Detection of porcine endogenous retrovirus (PERV) viremia in diseased versus healthy US pigs by qualitative and quantitative real-time RT-PCR.

Department of Veterinary Diagnostic and Production Animal Medicine, College of Veterinary Medicine, Iowa State University, Ames, USA.
Transboundary and Emerging Diseases (Impact Factor: 3.12). 03/2011; 58(4):344-51. DOI: 10.1111/j.1865-1682.2011.01210.x
Source: PubMed

ABSTRACT Previous studies have linked levels of porcine endogenous retroviruses (PERV) with poor health and disease in pigs. To determine the levels of expression of PERVs and their potential association with disease expression, real-time reverse transcriptase (RT) PCR assays were used to assess PERV-ABC, PERV-C and PERV-A/C levels in three commercial swine operations in the United States. Pigs (n = 204) aged 3-25 weeks were screened, and all 369 serum samples collected were found to be positive for PERV-ABC RNA as expected.
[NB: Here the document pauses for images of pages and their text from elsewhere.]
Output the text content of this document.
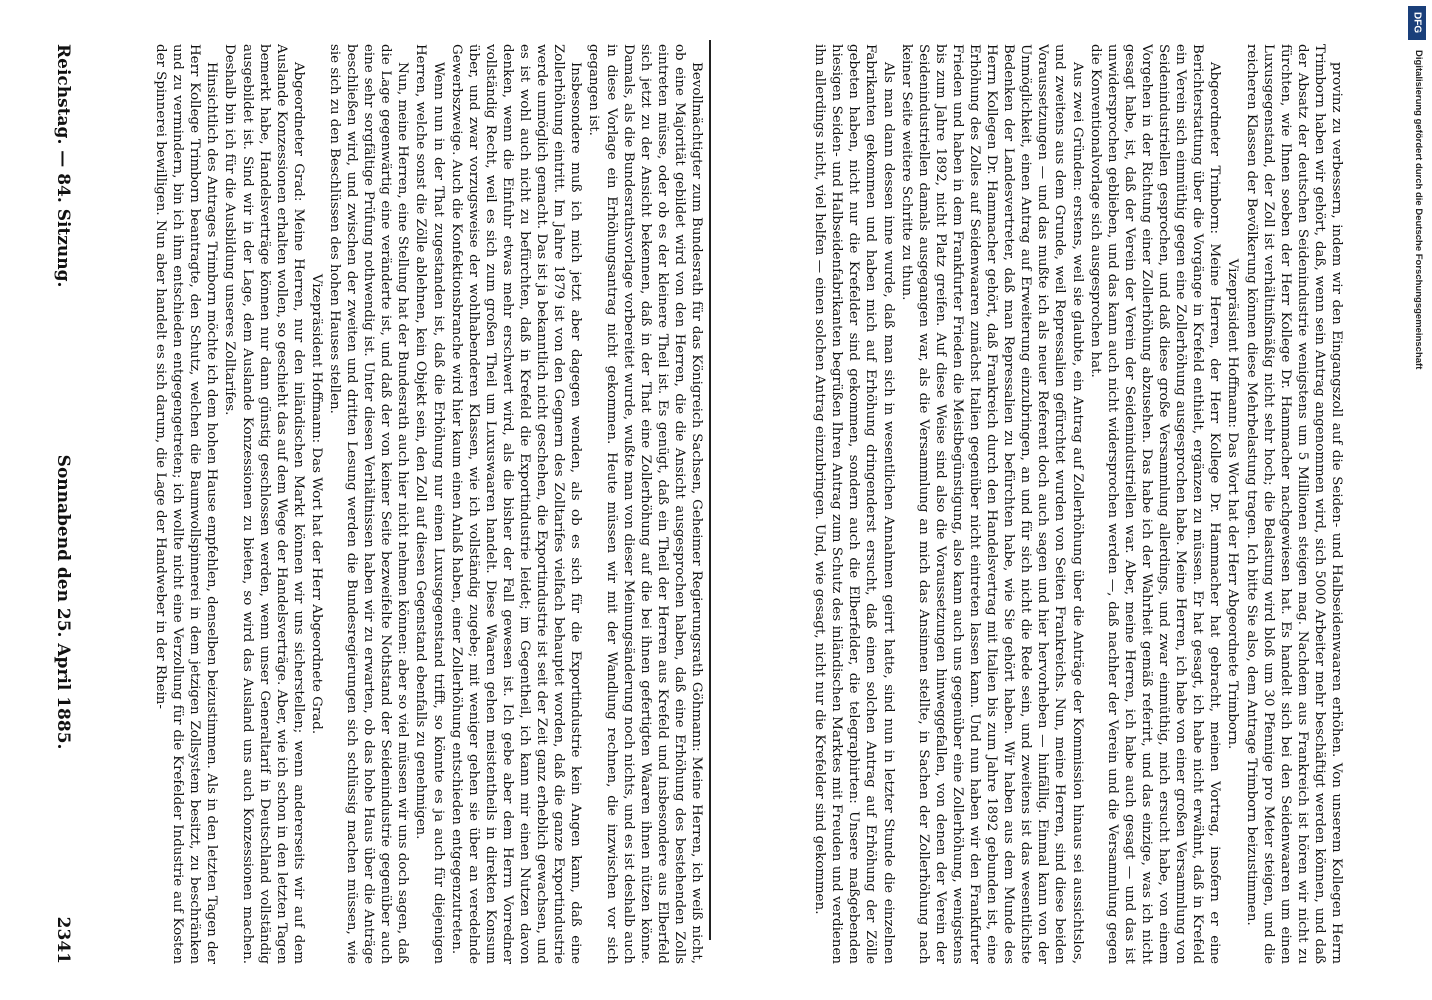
Reichstag. — 84. Sitzung.
Sonnabend den 25. April 1885.
2341	Bevollmächtigter zum Bundesrath für das Königreich Sachsen, Geheimer Regierungsrath Göhmann: Meine Herren, ich weiß nicht, ob eine Majorität gebildet wird von den Herren, die die Ansicht ausgesprochen haben, daß eine Erhöhung des bestehenden Zolls eintreten müsse, oder ob es der kleinere Theil ist. Es genügt, daß ein Theil der Herren aus Krefeld und insbesondere aus Elberfeld sich jetzt zu der Ansicht bekennen, daß in der That eine Zollerhöhung auf die bei ihnen gefertigten Waaren ihnen nützen könne. Damals, als die Bundesrathsvorlage vorbereitet wurde, wußte man von dieser Meinungsänderung noch nichts, und es ist deshalb auch in diese Vorlage ein Erhöhungsantrag nicht gekommen. Heute müssen wir mit der Wandlung rechnen, die inzwischen vor sich gegangen ist.

Insbesondere muß ich mich jetzt aber dagegen wenden, als ob es sich für die Exportindustrie kein Angen kann, daß eine Zollerhöhung eintritt. Im Jahre 1879 ist von den Gegnern des Zolltarifes vielfach behauptet worden, daß die ganze Exportindustrie werde unmöglich gemacht. Das ist ja bekanntlich nicht geschehen, die Exportindustrie ist seit der Zeit ganz erheblich gewachsen, und es ist wohl auch nicht zu befürchten, daß in Krefeld die Exportindustrie leidet; im Gegentheil, ich kann mir einen Nutzen davon denken, wenn die Einfuhr etwas mehr erschwert wird, als die bisher der Fall gewesen ist. Ich gebe aber dem Herrn Vorredner vollständig Recht, weil es sich zum großen Theil um Luxuswaaren handelt. Diese Waaren gehen meistentheils in direkten Konsum über, und zwar vorzugsweise der wohlhabenderen Klassen, wie ich vollständig zugebe; mit weniger gehen sie über an veredelnde Gewerbszweige. Auch die Konfektionsbranche wird hier kaum einen Anlaß haben, einer Zollerhöhung entschieden entgegenzutreten.

Wenn nun in der That zugestanden ist, daß die Erhöhung nur einen Luxusgegenstand trifft, so könnte es ja auch für diejenigen Herren, welche sonst die Zölle ablehnen, kein Objekt sein, den Zoll auf diesen Gegenstand ebenfalls zu genehmigen.

Nun, meine Herren, eine Stellung hat der Bundesrath auch hier nicht nehmen können: aber so viel müssen wir uns doch sagen, daß die Lage gegenwärtig eine veränderte ist, und daß der von keiner Seite bezweifelte Nothstand der Seidenindustrie gegenüber auch eine sehr sorgfältige Prüfung nothwendig ist. Unter diesen Verhältnissen haben wir zu erwarten, ob das hohe Haus über die Anträge beschließen wird, und zwischen der zweiten und dritten Lesung werden die Bundesregierungen sich schlüssig machen müssen, wie sie sich zu den Beschlüssen des hohen Hauses stellen.

Vizepräsident Hoffmann: Das Wort hat der Herr Abgeordnete Grad.

Abgeordneter Grad: Meine Herren, nur den inländischen Markt können wir uns sicherstellen; wenn andererseits wir auf dem Auslande Konzessionen erhalten wollen, so geschieht das auf dem Wege der Handelsverträge. Aber, wie ich schon in den letzten Tagen bemerkt habe, Handelsverträge können nur dann günstig geschlossen werden, wenn unser Generaltarif in Deutschland vollständig ausgebildet ist. Sind wir in der Lage, dem Auslande Konzessionen zu bieten, so wird das Ausland uns auch Konzessionen machen. Deshalb bin ich für die Ausbildung unseres Zolltarifes.

Hinsichtlich des Antrages Trimborn möchte ich dem hohen Hause empfehlen, denselben beizustimmen. Als in den letzten Tagen der Herr Kollege Trimborn beantragte, den Schutz, welchen die Baumwollspinnerei in dem jetzigen Zollsystem besitzt, zu beschränken und zu vermindern, bin ich ihm entschieden entgegengetreten; ich wollte nicht eine Verzollung für die Krefelder Industrie auf Kosten der Spinnerei bewilligen. Nun aber handelt es sich darum, die Lage der Handweber in der Rhein-	provinz zu verbessern, indem wir den Eingangszoll auf die Seiden- und Halbseidenwaaren erhöhen. Von unserem Kollegen Herrn Trimborn haben wir gehört, daß, wenn sein Antrag angenommen wird, sich 5000 Arbeiter mehr beschäftigt werden können, und daß der Absatz der deutschen Seidenindustrie wenigstens um 5 Millionen steigen mag. Nachdem aus Frankreich ist hören wir nicht zu fürchten, wie Ihnen soeben der Herr Kollege Dr. Hammacher nachgewiesen hat. Es handelt sich bei den Seidenwaaren um einen Luxusgegenstand, der Zoll ist verhältnißmäßig nicht sehr hoch; die Belastung wird bloß um 30 Pfennige pro Meter steigen, und die reicheren Klassen der Bevölkerung können diese Mehrbelastung tragen. Ich bitte Sie also, dem Antrage Trimborn beizustimmen.

Vizepräsident Hoffmann: Das Wort hat der Herr Abgeordnete Trimborn.

Abgeordneter Trimborn: Meine Herren, der Herr Kollege Dr. Hammacher hat gebracht, meinen Vortrag, insofern er eine Berichterstattung über die Vorgänge in Krefeld enthielt, ergänzen zu müssen. Er hat gesagt, ich habe nicht erwähnt, daß in Krefeld ein Verein sich einmüthig gegen eine Zollerhöhung ausgesprochen habe. Meine Herren, ich habe von einer großen Versammlung von Seidenindustriellen gesprochen, und daß diese große Versammlung allerdings, und zwar einmüthig, mich ersucht habe, von einem Vorgehen in der Richtung einer Zollerhöhung abzusehen. Das habe ich der Wahrheit gemäß referirt, und das einzige, was ich nicht gesagt habe, ist, daß der Verein der Verein der Seidenindustriellen war. Aber, meine Herren, ich habe auch gesagt — und das ist unwidersprochen geblieben, und das kann auch nicht widersprochen werden —, daß nachher der Verein und die Versammlung gegen die Konventionalvorlage sich ausgesprochen hat.

Aus zwei Gründen: erstens, weil sie glaubte, ein Antrag auf Zollerhöhung über die Anträge der Kommission hinaus sei aussichtslos, und zweitens aus dem Grunde, weil Repressalien gefürchtet wurden von Seiten Frankreichs. Nun, meine Herren, sind diese beiden Voraussetzungen — und das mußte ich als neuer Referent doch auch sagen und hier hervorheben — hinfällig. Einmal kann von der Unmöglichkeit, einen Antrag auf Erweiterung einzubringen, an und für sich nicht die Rede sein, und zweitens ist das wesentlichste Bedenken der Landesvertreter, daß man Repressalien zu befürchten habe, wie Sie gehört haben. Wir haben aus dem Munde des Herrn Kollegen Dr. Hammacher gehört, daß Frankreich durch den Handelsvertrag mit Italien bis zum Jahre 1892 gebunden ist, eine Erhöhung des Zolles auf Seidenwaaren zunächst Italien gegenüber nicht eintreten lassen kann. Und nun haben wir den Frankfurter Frieden und haben in dem Frankfurter Frieden die Meistbegünstigung, also kann auch uns gegenüber eine Zollerhöhung, wenigstens bis zum Jahre 1892, nicht Platz greifen. Auf diese Weise sind also die Voraussetzungen hinweggefallen, von denen der Verein der Seidenindustriellen damals ausgegangen war, als die Versammlung an mich das Ansinnen stellte, in Sachen der Zollerhöhung nach keiner Seite weitere Schritte zu thun.

Als man dann dessen inne wurde, daß man sich in wesentlichen Annahmen geirrt hatte, sind nun in letzter Stunde die einzelnen Fabrikanten gekommen und haben mich auf Erhöhung dringenderst ersucht, daß einen solchen Antrag auf Erhöhung der Zölle gebeten haben, nicht nur die Krefelder sind gekommen, sondern auch die Elberfelder, die telegraphirten: Unsere maßgebenden hiesigen Seiden- und Halbseidenfabrikanten begrüßen Ihren Antrag zum Schutz des inländischen Marktes mit Freuden und verdienen ihn allerdings nicht, viel helfen — einen solchen Antrag einzubringen. Und, wie gesagt, nicht nur die Krefelder sind gekommen.

DFG
Digitalisierung gefördert durch die Deutsche Forschungsgemeinschaft
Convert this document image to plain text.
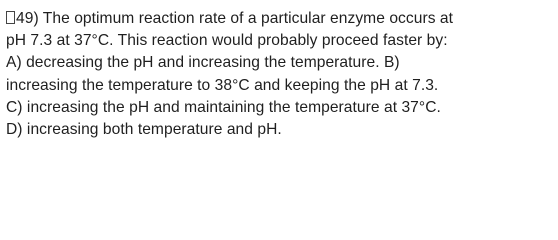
49) The optimum reaction rate of a particular enzyme occurs at
pH 7.3 at 37°C. This reaction would probably proceed faster by:
A) decreasing the pH and increasing the temperature. B)
increasing the temperature to 38°C and keeping the pH at 7.3.
C) increasing the pH and maintaining the temperature at 37°C.
D) increasing both temperature and pH.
PERV-C and PERV-A/C RNA were detected in 24.1% (89/369) and 18.7% (69/369) of the samples, respectively. When divided into age groups, PERV-A/C RNA was identified in 20.0% (43/215) of the nursery pig samples (3-9 weeks of age) compared to 16.9% (26/154) finisher pig samples (12-25 weeks of age). On two of the farms, serum was collected from healthy pigs (n = 60) and from pen-mates with various clinical conditions including diarrhoea, wasting and respiratory disease (n = 60). Overall, 25% (15/60) of the samples from clinically affected pigs were found to be positive for PERV-A/C RNA, whereas in clinically healthy pigs, only 8.3% (5/60) of the samples were found to be PERV-A/C positive (P = 0.026). It was possible to identify PERV-A/C in the same pigs on more than one consecutive bleeding, indicating variable length of PERV-A/C viremia. The results indicate that there is an increased incidence of PERV-A/C viremia in diseased pigs and that PERV-A/C can be detected over time in selected pigs within commercial pig production systems in the United States.